SemiAnalysis dissects Huawei's Kirin 9030: The manufacturing process has stalled, so the chip is folded.

CN
2 hours ago
Export controls have not stopped China's chip progress, but it has changed the path and cost of that progress.

Written by: ChaoXiang Research

In the field of semiconductor reverse engineering, TechInsights has dominated for decades. Last weekend, Dylan Patel's SemiAnalysis officially released its first public teardown report from its STEEL laboratory (Teardown Engineering & Evaluation Lab), targeting one of the most watched chips globally, the Kirin 9030 Pro equipped in Huawei Mate 80 Pro, utilizing SMIC's most advanced N+3 process.

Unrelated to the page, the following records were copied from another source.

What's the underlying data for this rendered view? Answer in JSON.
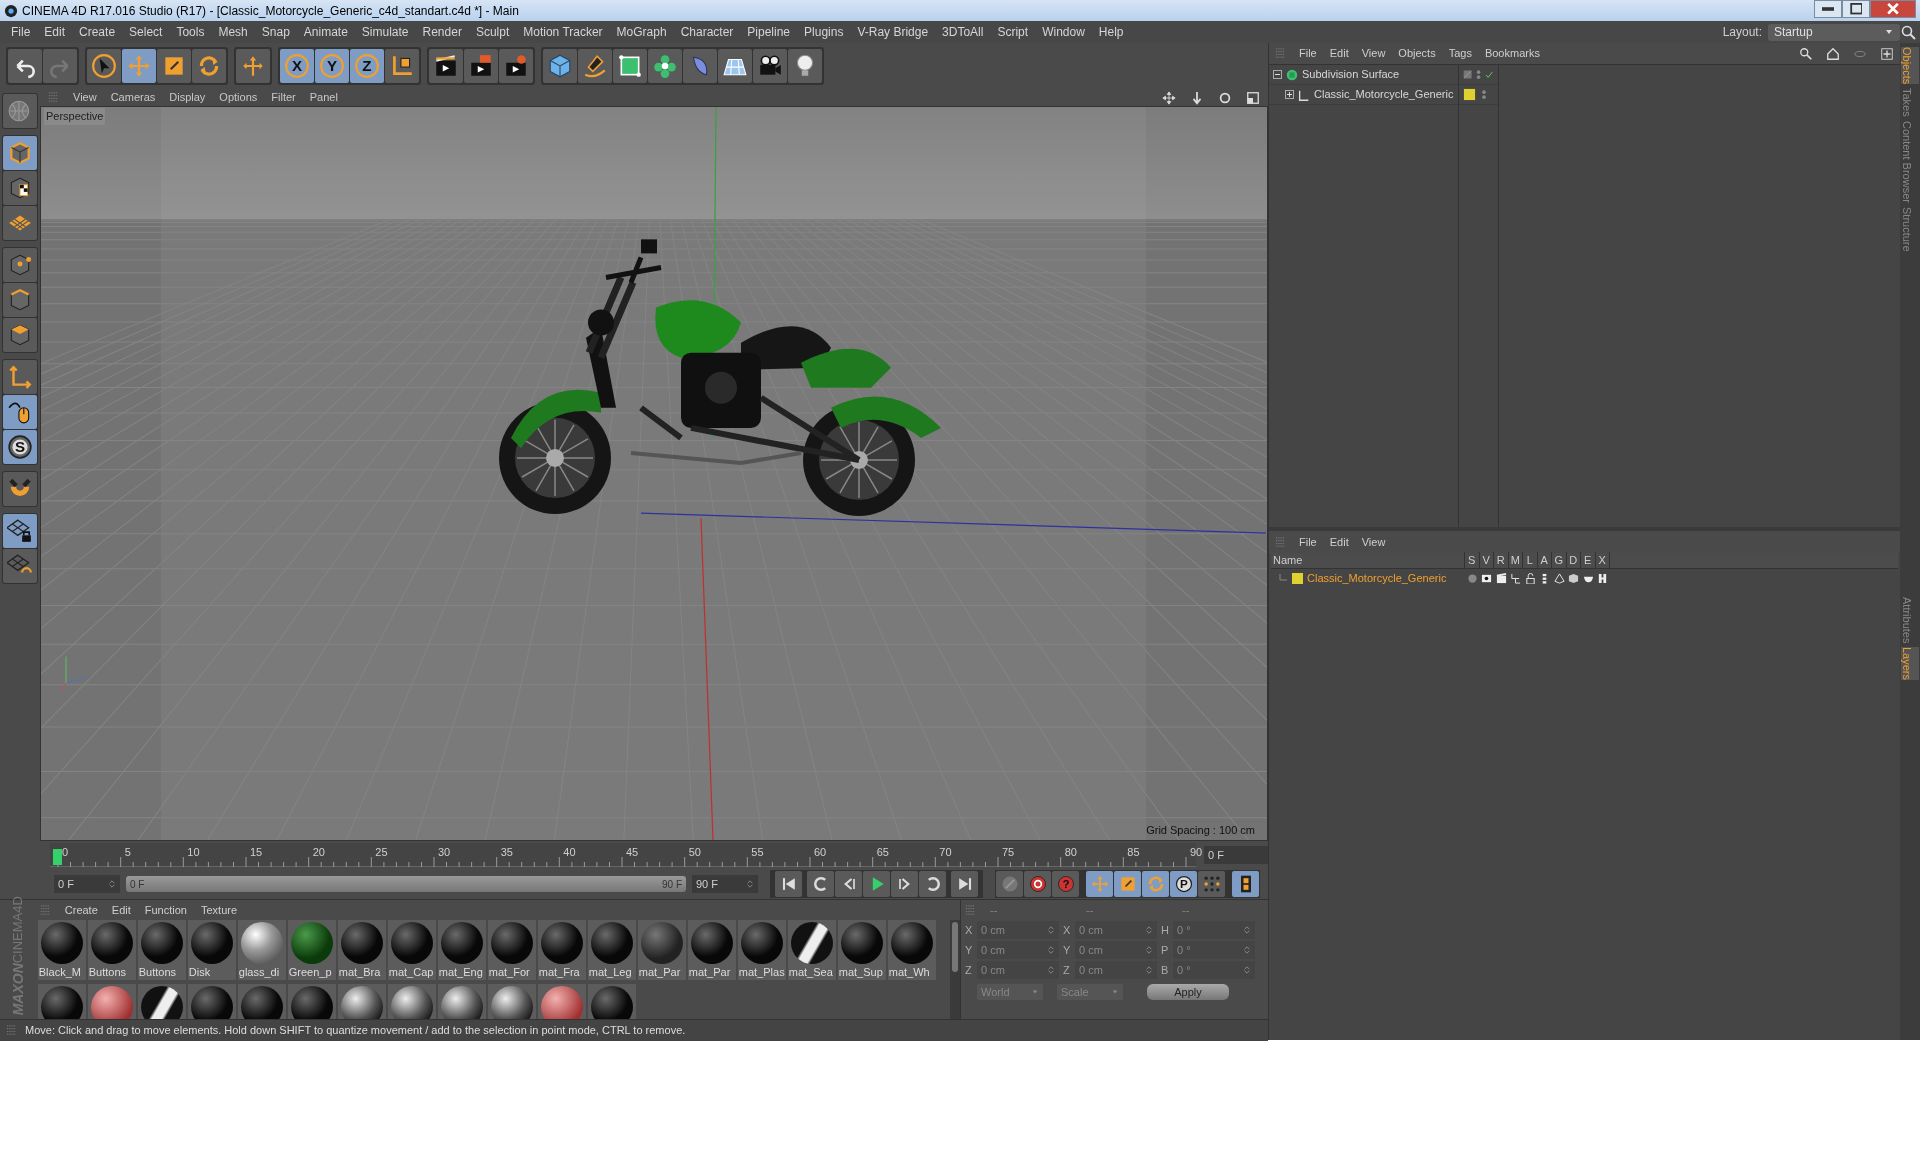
{
  "window": {
    "title": "CINEMA 4D R17.016 Studio (R17) - [Classic_Motorcycle_Generic_c4d_standart.c4d *] - Main"
  },
  "menu_bar": [
    "File",
    "Edit",
    "Create",
    "Select",
    "Tools",
    "Mesh",
    "Snap",
    "Animate",
    "Simulate",
    "Render",
    "Sculpt",
    "Motion Tracker",
    "MoGraph",
    "Character",
    "Pipeline",
    "Plugins",
    "V-Ray Bridge",
    "3DToAll",
    "Script",
    "Window",
    "Help"
  ],
  "layout": {
    "label": "Layout:",
    "value": "Startup"
  },
  "toolbar": [
    [
      {
        "kind": "undo",
        "active": false
      },
      {
        "kind": "redo",
        "active": false
      }
    ],
    [
      {
        "kind": "select",
        "active": false
      },
      {
        "kind": "move",
        "active": true
      },
      {
        "kind": "scale",
        "active": false
      },
      {
        "kind": "rotate",
        "active": false
      }
    ],
    [
      {
        "kind": "move-plus",
        "active": false
      }
    ],
    [
      {
        "kind": "axis",
        "label": "X",
        "active": true
      },
      {
        "kind": "axis",
        "label": "Y",
        "active": true
      },
      {
        "kind": "axis",
        "label": "Z",
        "active": true
      },
      {
        "kind": "coord",
        "active": false
      }
    ],
    [
      {
        "kind": "render-view",
        "active": false
      },
      {
        "kind": "render",
        "active": false
      },
      {
        "kind": "render-settings",
        "active": false
      }
    ],
    [
      {
        "kind": "cube",
        "active": false
      },
      {
        "kind": "pen",
        "active": false
      },
      {
        "kind": "subdiv",
        "active": false
      },
      {
        "kind": "cloner",
        "active": false
      },
      {
        "kind": "deformer",
        "active": false
      },
      {
        "kind": "floor",
        "active": false
      },
      {
        "kind": "camera",
        "active": false
      },
      {
        "kind": "light",
        "active": false
      }
    ]
  ],
  "left_toolbar": [
    [
      {
        "kind": "make-editable",
        "active": false
      }
    ],
    [
      {
        "kind": "model",
        "active": true
      },
      {
        "kind": "texture",
        "active": false
      },
      {
        "kind": "workplane",
        "active": false
      }
    ],
    [
      {
        "kind": "points",
        "active": false
      },
      {
        "kind": "edges",
        "active": false
      },
      {
        "kind": "polygons",
        "active": false
      }
    ],
    [
      {
        "kind": "axis-mode",
        "active": false
      },
      {
        "kind": "tweak",
        "active": true
      },
      {
        "kind": "solo",
        "label": "S",
        "active": true
      }
    ],
    [
      {
        "kind": "magnet",
        "active": false
      }
    ],
    [
      {
        "kind": "grid-lock",
        "active": true
      },
      {
        "kind": "grid-sync",
        "active": false
      }
    ]
  ],
  "viewport": {
    "menu": [
      "View",
      "Cameras",
      "Display",
      "Options",
      "Filter",
      "Panel"
    ],
    "camera": "Perspective",
    "grid_spacing": "Grid Spacing : 100 cm"
  },
  "timeline": {
    "ticks": [
      "0",
      "5",
      "10",
      "15",
      "20",
      "25",
      "30",
      "35",
      "40",
      "45",
      "50",
      "55",
      "60",
      "65",
      "70",
      "75",
      "80",
      "85",
      "90"
    ],
    "current_frame": "0 F",
    "start_field": "0 F",
    "range": {
      "start": "0 F",
      "end": "90 F",
      "level": 1
    },
    "end_field": "90 F"
  },
  "playback": [
    {
      "kind": "first"
    },
    {
      "kind": "prev-key"
    },
    {
      "kind": "prev-frame"
    },
    {
      "kind": "play"
    },
    {
      "kind": "next-frame"
    },
    {
      "kind": "next-key"
    },
    {
      "kind": "last"
    }
  ],
  "key_tools": [
    {
      "kind": "record-off",
      "active": false
    },
    {
      "kind": "record",
      "active": false
    },
    {
      "kind": "help",
      "label": "?",
      "active": false
    },
    {
      "kind": "move",
      "active": true
    },
    {
      "kind": "scale",
      "active": true
    },
    {
      "kind": "rotate",
      "active": true
    },
    {
      "kind": "param",
      "label": "P",
      "active": true
    },
    {
      "kind": "dots",
      "active": false
    },
    {
      "kind": "film",
      "active": true
    }
  ],
  "material_manager": {
    "menu": [
      "Create",
      "Edit",
      "Function",
      "Texture"
    ],
    "materials": [
      {
        "name": "Black_M",
        "kind": "black"
      },
      {
        "name": "Buttons",
        "kind": "black"
      },
      {
        "name": "Buttons",
        "kind": "black"
      },
      {
        "name": "Disk",
        "kind": "black"
      },
      {
        "name": "glass_di",
        "kind": "glass"
      },
      {
        "name": "Green_p",
        "kind": "green"
      },
      {
        "name": "mat_Bra",
        "kind": "black"
      },
      {
        "name": "mat_Cap",
        "kind": "black"
      },
      {
        "name": "mat_Eng",
        "kind": "black"
      },
      {
        "name": "mat_For",
        "kind": "black"
      },
      {
        "name": "mat_Fra",
        "kind": "black"
      },
      {
        "name": "mat_Leg",
        "kind": "black"
      },
      {
        "name": "mat_Par",
        "kind": "dark"
      },
      {
        "name": "mat_Par",
        "kind": "black"
      },
      {
        "name": "mat_Plas",
        "kind": "black"
      },
      {
        "name": "mat_Sea",
        "kind": "twotone"
      },
      {
        "name": "mat_Sup",
        "kind": "black"
      },
      {
        "name": "mat_Wh",
        "kind": "black"
      }
    ],
    "materials_row_2": [
      {
        "kind": "black"
      },
      {
        "kind": "red"
      },
      {
        "kind": "twotone"
      },
      {
        "kind": "black"
      },
      {
        "kind": "black"
      },
      {
        "kind": "black"
      },
      {
        "kind": "chrome"
      },
      {
        "kind": "chrome"
      },
      {
        "kind": "chrome"
      },
      {
        "kind": "chrome"
      },
      {
        "kind": "red"
      },
      {
        "kind": "black"
      }
    ]
  },
  "brand": [
    "MAXON",
    "CINEMA4D"
  ],
  "coordinates": {
    "headers": [
      "--",
      "--",
      "--"
    ],
    "rows": [
      {
        "pos_axis": "X",
        "position": "0 cm",
        "size_axis": "X",
        "size": "0 cm",
        "rot_axis": "H",
        "rotation": "0 °"
      },
      {
        "pos_axis": "Y",
        "position": "0 cm",
        "size_axis": "Y",
        "size": "0 cm",
        "rot_axis": "P",
        "rotation": "0 °"
      },
      {
        "pos_axis": "Z",
        "position": "0 cm",
        "size_axis": "Z",
        "size": "0 cm",
        "rot_axis": "B",
        "rotation": "0 °"
      }
    ],
    "mode": "World",
    "scale_mode": "Scale",
    "apply": "Apply"
  },
  "status_bar": "Move: Click and drag to move elements. Hold down SHIFT to quantize movement / add to the selection in point mode, CTRL to remove.",
  "object_manager": {
    "menu": [
      "File",
      "Edit",
      "View",
      "Objects",
      "Tags",
      "Bookmarks"
    ],
    "tree": [
      {
        "name": "Subdivision Surface",
        "kind": "subdiv",
        "expanded": true,
        "children": [
          {
            "name": "Classic_Motorcycle_Generic",
            "kind": "null",
            "expanded": false
          }
        ]
      }
    ]
  },
  "layer_manager": {
    "menu": [
      "File",
      "Edit",
      "View"
    ],
    "columns": [
      "Name",
      "S",
      "V",
      "R",
      "M",
      "L",
      "A",
      "G",
      "D",
      "E",
      "X"
    ],
    "layers": [
      {
        "name": "Classic_Motorcycle_Generic",
        "color": "#e0d030"
      }
    ]
  },
  "side_tabs_top": [
    {
      "label": "Objects",
      "selected": true
    },
    {
      "label": "Takes",
      "selected": false
    },
    {
      "label": "Content Browser",
      "selected": false
    },
    {
      "label": "Structure",
      "selected": false
    }
  ],
  "side_tabs_bottom": [
    {
      "label": "Attributes",
      "selected": false
    },
    {
      "label": "Layers",
      "selected": true
    }
  ]
}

The timing is intriguing. TechInsights is being sold by private equity, while SemiAnalysis's revenue has already surpassed that of this old giant. Dylan chose to strike at this moment with a highly technical teardown report, combined with real chip photos from an Oregon lab.

The title of the report is a bombshell: The minimum metal pitch (M0 pitch) of SMIC N+3 is only 32.5nm, smaller than the 36nm used in Intel's latest Panther Lake processor with 18A technology.

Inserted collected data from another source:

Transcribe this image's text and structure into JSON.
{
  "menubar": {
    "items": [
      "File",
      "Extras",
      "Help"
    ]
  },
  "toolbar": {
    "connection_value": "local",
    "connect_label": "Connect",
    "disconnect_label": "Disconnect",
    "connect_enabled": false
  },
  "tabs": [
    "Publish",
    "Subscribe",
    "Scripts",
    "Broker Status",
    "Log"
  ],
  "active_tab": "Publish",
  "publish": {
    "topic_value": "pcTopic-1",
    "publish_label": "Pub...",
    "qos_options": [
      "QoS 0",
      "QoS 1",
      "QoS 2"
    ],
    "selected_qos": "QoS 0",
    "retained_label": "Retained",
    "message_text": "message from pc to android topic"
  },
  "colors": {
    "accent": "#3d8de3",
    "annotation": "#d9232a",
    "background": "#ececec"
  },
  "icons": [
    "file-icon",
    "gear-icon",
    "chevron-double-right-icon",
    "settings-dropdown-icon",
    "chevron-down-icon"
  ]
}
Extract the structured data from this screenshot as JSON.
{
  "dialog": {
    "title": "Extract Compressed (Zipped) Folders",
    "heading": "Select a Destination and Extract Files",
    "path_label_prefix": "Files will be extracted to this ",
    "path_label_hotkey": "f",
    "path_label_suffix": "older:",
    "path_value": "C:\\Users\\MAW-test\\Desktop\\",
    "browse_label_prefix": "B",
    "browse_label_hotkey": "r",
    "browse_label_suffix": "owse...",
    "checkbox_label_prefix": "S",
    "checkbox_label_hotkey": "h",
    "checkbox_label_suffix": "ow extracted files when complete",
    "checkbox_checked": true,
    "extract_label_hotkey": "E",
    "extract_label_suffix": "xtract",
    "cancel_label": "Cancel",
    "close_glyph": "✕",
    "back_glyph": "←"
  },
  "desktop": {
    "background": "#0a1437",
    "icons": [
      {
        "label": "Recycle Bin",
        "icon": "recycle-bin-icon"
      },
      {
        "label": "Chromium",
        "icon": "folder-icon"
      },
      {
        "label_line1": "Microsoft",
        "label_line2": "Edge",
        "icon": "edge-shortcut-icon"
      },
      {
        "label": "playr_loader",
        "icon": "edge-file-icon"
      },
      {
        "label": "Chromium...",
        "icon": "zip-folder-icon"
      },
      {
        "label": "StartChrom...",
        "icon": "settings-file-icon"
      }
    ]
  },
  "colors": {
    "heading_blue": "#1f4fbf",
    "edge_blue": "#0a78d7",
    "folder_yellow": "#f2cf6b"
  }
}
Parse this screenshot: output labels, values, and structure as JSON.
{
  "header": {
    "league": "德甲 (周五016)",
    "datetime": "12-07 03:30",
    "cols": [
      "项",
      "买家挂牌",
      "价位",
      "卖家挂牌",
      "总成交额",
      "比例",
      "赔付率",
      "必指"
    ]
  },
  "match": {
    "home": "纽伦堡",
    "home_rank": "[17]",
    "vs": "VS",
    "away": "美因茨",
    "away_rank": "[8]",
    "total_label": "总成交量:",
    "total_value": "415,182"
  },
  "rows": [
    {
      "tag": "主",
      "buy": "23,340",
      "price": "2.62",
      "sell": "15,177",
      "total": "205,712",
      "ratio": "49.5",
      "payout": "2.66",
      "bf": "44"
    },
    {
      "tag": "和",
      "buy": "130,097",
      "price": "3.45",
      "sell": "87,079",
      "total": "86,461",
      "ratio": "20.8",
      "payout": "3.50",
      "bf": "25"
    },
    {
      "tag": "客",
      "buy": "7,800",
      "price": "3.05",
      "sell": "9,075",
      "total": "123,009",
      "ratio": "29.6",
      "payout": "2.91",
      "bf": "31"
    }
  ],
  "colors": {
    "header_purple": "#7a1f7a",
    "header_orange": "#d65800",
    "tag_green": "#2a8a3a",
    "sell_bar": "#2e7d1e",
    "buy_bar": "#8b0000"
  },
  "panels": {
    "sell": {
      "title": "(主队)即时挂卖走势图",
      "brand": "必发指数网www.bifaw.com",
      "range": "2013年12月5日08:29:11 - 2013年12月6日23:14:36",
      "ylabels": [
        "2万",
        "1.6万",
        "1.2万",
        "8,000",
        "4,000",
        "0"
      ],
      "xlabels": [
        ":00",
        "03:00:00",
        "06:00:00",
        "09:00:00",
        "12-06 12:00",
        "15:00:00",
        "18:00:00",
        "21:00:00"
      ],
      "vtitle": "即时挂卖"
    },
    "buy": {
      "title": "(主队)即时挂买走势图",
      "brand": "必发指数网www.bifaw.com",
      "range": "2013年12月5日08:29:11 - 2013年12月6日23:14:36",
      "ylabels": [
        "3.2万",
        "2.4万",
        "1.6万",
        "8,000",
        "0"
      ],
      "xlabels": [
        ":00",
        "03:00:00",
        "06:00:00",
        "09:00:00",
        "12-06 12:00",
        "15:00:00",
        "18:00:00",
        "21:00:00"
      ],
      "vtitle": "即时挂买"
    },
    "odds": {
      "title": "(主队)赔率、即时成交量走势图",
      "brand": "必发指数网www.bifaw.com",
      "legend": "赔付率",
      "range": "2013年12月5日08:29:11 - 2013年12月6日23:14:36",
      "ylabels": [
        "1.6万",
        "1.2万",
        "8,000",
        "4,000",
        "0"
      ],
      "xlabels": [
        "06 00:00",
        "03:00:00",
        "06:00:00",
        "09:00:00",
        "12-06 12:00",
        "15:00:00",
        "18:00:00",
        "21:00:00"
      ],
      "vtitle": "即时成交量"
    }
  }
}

Has SMIC achieved a finer metal pitch than Intel without EUV lithography?

If this headline is taken at face value, it could set the entire semiconductor world ablaze, but SemiAnalysis itself douses the fire in the second paragraph of the report, stating that this is a "cherry picked metric," a deliberately selected indicator.

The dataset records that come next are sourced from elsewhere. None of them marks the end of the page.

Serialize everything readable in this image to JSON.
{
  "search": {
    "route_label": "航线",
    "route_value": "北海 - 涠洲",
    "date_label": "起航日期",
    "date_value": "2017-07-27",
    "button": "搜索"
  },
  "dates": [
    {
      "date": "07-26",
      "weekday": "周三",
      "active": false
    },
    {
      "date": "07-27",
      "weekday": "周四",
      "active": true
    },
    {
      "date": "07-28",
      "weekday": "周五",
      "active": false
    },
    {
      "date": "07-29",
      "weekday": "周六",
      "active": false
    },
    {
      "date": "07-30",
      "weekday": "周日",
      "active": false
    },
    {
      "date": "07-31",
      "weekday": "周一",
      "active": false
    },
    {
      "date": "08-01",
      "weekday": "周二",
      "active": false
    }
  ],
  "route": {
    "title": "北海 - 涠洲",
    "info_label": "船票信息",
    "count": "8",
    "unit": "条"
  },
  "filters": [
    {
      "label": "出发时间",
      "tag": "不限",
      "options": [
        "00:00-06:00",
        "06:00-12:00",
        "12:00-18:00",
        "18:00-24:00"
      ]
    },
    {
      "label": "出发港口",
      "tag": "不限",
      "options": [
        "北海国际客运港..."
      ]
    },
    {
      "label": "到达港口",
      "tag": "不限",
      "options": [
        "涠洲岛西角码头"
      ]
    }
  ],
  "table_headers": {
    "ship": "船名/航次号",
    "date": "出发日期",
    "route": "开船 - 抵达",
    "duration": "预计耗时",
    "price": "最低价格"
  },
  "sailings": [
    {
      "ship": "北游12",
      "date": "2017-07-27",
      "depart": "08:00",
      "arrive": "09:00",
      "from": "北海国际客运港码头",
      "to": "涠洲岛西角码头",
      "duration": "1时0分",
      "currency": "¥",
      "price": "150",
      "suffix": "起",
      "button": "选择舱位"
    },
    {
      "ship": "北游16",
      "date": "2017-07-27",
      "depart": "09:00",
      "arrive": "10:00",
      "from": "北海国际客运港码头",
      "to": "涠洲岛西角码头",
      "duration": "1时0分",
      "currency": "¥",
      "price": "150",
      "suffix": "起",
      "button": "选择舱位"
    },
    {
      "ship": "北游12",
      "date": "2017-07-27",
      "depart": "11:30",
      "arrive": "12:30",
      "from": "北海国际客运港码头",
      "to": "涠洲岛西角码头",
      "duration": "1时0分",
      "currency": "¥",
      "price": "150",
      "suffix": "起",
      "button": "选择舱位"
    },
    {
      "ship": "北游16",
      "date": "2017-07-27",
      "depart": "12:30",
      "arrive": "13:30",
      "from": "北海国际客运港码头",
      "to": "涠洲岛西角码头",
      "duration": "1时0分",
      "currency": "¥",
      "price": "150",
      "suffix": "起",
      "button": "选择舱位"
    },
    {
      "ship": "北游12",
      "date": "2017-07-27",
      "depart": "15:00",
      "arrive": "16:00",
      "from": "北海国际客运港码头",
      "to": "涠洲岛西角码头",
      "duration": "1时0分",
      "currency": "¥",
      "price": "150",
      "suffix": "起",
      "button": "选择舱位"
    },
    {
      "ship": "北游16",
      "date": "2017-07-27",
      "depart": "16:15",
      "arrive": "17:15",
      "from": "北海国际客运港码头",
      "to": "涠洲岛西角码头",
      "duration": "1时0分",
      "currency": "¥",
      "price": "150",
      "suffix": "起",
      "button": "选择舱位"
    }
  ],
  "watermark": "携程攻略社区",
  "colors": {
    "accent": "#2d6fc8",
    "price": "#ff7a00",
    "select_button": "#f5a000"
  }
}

This article will interpret this teardown report for you,

Density Catches Up, Costly Price

The SMIC N+3 process indeed matches TSMC's N6 in terms of transistor density.

The STEEL laboratory measured the Bohr density of N+3 through TEM (Transmission Electron Microscopy) cross-section analysis at 113.4 MTr/mm², slightly above TSMC's N6 at 107.7 MTr/mm². The cell height is reduced from 252nm in N+2 to 228nm, and the Contact Gate Pitch (CGP) is reduced from 63nm to 57nm. These numbers combined mean that SMIC has achieved logic density equivalent to TSMC's mature 7nm level without EUV.

What is the cost?

SMIC's M0 layer uses self-aligned quad patterning (SAQP), which involves processing one photomask's pattern four times to achieve finer lines. TSMC's N6 at the same layer only requires double patterning (SADP). Quadruple means more photomasks, higher overlay precision requirements, more complex processes, and higher costs.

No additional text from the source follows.